Apesar do erro na sua identidade, ela diz que se sente ela mesma é em Piranhas Velhas e que sonhava em voltar a morar ali: “tinha fé que voltava a morar aqui nem que fosse numa casa de palha”. “Não troco isso aqui nem na ‘pêa’” (sic), afirma Estelita. “A dificuldade é grande, falta água, mas aqui é muito bom”.

Seu Chico fala: “é complicado mesmo porque aqui a gente tem só as torneiras, a água não chega. A bomba que a comunidade se juntou para comprar, roubaram”. Perguntado sobre a transposição, pouco esperançoso, diz: “se por acaso ela chegar aqui vai nos ajudar”.

O Ministro da Integração Nacional, Helder Barbalho, assinou em 20 de abril o contrato com o Consórcio Emsa-Sito para dar continuidade à construção do Eixo Norte. A previsão é que as águas cheguem ao destino final – o estado do Ceará – no final de 2017, de acordo com o Ministério.

'Tinha fé que voltava a morar aqui nem que fosse numa casa de palha', lembra Dona Ester (Foto: Gabriel Costa/G1)
‘Tinha fé que voltava a morar aqui nem que fosse numa casa de palha’, lembra Dona Ester (Foto: Gabriel Costa/G1)

‘Seca verde’

A região passa por um fenômeno chamado de “seca verde”. Desde o meio de abril, chuvas esparsas têm acontecido com regularidade. São José de Piranhas recebeu 570 milímetros de chuvas desde o início do ano, segundo monitoramento da Agência Executiva de Gestão das Águas (Aesa).

É característica da vegetação da Caatinga a capacidade de florescer rapidamente após a chuva. Enquanto está seco ela mantém suas saídas de água e troca de gases (estômatos) fechadas, fazendo com que ela sobreviva durante a estiagem.
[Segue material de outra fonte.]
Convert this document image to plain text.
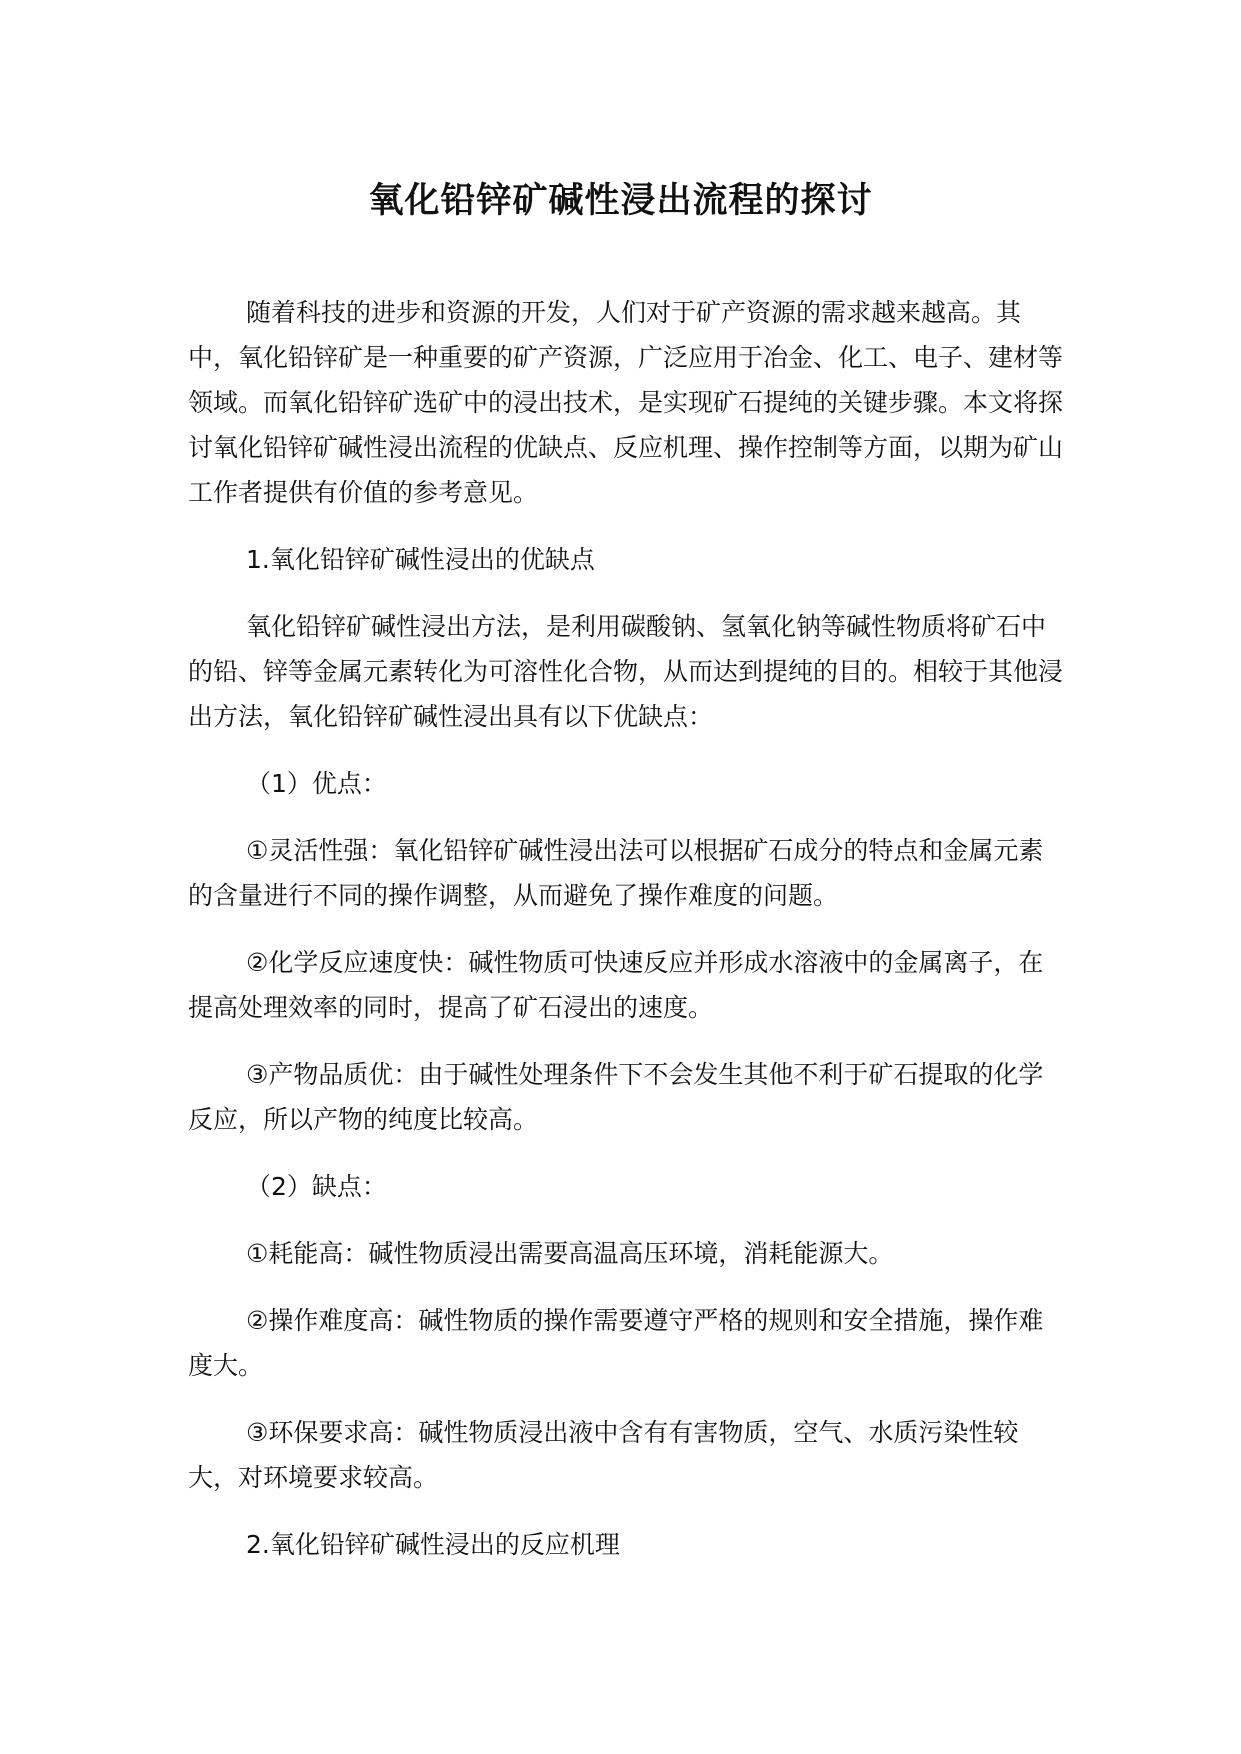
氧化铅锌矿碱性浸出流程的探讨

随着科技的进步和资源的开发，人们对于矿产资源的需求越来越高。其中，氧化铅锌矿是一种重要的矿产资源，广泛应用于冶金、化工、电子、建材等领域。而氧化铅锌矿选矿中的浸出技术，是实现矿石提纯的关键步骤。本文将探讨氧化铅锌矿碱性浸出流程的优缺点、反应机理、操作控制等方面，以期为矿山工作者提供有价值的参考意见。

1.氧化铅锌矿碱性浸出的优缺点

氧化铅锌矿碱性浸出方法，是利用碳酸钠、氢氧化钠等碱性物质将矿石中的铅、锌等金属元素转化为可溶性化合物，从而达到提纯的目的。相较于其他浸出方法，氧化铅锌矿碱性浸出具有以下优缺点：

（1）优点：

①灵活性强：氧化铅锌矿碱性浸出法可以根据矿石成分的特点和金属元素的含量进行不同的操作调整，从而避免了操作难度的问题。

②化学反应速度快：碱性物质可快速反应并形成水溶液中的金属离子，在提高处理效率的同时，提高了矿石浸出的速度。

③产物品质优：由于碱性处理条件下不会发生其他不利于矿石提取的化学反应，所以产物的纯度比较高。

（2）缺点：

①耗能高：碱性物质浸出需要高温高压环境，消耗能源大。

②操作难度高：碱性物质的操作需要遵守严格的规则和安全措施，操作难度大。

③环保要求高：碱性物质浸出液中含有有害物质，空气、水质污染性较大，对环境要求较高。

2.氧化铅锌矿碱性浸出的反应机理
Açude de Condado com água, mas com nível bem inferior ao de 'dez anos atrás', diz o motorista Hilderlan (Foto: Gabriel Costa/G1)
Açude de Condado com água, mas com nível bem inferior ao de ‘dez anos atrás’, diz o motorista Hilderlan (Foto: Gabriel Costa/G1)

Êxodo devido à seca

Seu Chico conta que boa parte dos homens de Piranhas Velhas estão, atualmente, em estados como Bahia, São Paulo, Rio de Janeiro, para trabalhar na colheita da cana de açúcar. “Na nossa época, a gente pescava tucunaré no açude. Tinha peixe demais, todo mundo vivia bem, não saía de perto da família”, conta ele.
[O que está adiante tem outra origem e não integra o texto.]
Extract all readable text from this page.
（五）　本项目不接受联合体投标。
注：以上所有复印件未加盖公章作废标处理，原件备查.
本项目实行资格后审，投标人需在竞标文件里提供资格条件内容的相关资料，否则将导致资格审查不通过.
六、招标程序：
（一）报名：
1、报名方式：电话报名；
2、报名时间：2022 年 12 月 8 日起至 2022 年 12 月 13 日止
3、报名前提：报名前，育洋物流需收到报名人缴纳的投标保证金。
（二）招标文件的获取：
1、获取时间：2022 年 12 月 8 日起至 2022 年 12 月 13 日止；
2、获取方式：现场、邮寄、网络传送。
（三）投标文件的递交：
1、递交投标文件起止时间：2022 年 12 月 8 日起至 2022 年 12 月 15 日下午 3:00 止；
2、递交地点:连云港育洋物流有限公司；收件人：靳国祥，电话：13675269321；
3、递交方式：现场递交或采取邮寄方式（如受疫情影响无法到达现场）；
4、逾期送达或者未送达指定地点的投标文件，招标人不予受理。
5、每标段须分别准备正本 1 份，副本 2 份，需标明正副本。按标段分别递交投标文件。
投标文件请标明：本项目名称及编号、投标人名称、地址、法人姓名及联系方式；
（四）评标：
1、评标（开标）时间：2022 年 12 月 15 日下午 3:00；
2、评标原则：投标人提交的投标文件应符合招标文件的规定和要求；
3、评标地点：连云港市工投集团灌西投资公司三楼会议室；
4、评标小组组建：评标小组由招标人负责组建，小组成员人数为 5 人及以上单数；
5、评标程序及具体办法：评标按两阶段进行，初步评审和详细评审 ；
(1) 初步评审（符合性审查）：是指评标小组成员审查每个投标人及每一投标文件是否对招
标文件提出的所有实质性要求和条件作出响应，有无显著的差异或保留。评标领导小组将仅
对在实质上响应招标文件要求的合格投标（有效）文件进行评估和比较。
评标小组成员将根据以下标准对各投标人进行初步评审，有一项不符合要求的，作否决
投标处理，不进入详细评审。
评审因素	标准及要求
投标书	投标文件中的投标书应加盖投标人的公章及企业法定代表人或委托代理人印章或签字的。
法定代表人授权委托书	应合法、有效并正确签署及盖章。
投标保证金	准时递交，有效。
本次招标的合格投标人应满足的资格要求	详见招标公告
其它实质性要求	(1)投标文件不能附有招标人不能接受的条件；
Ele nunca foi para as colheitas na região Sudeste, mas conhece todos da comunidade que foram embora. Sem oportunidade de trabalho na região, as famílias são obrigadas a se desfazer para conseguir se manter na região do Alto Sertão.

Doação de poço

A ONG Milagre Sertão é uma organização não-governamental fundada em 2013, com ações em Casserengue, Monteiro – primeira cidade da Paraíba a receber as águas do rio São Francisco -, Cabaceiras e outras sete cidades, além de São José de Piranhas. Em Piranhas Velhas, mais de 60 voluntários prepararam e entregaram cestas básicas e inauguraram o poço artesiano, além de médicos e dentistas que atenderam pacientes gratuitamente no posto de saúde da comunidade.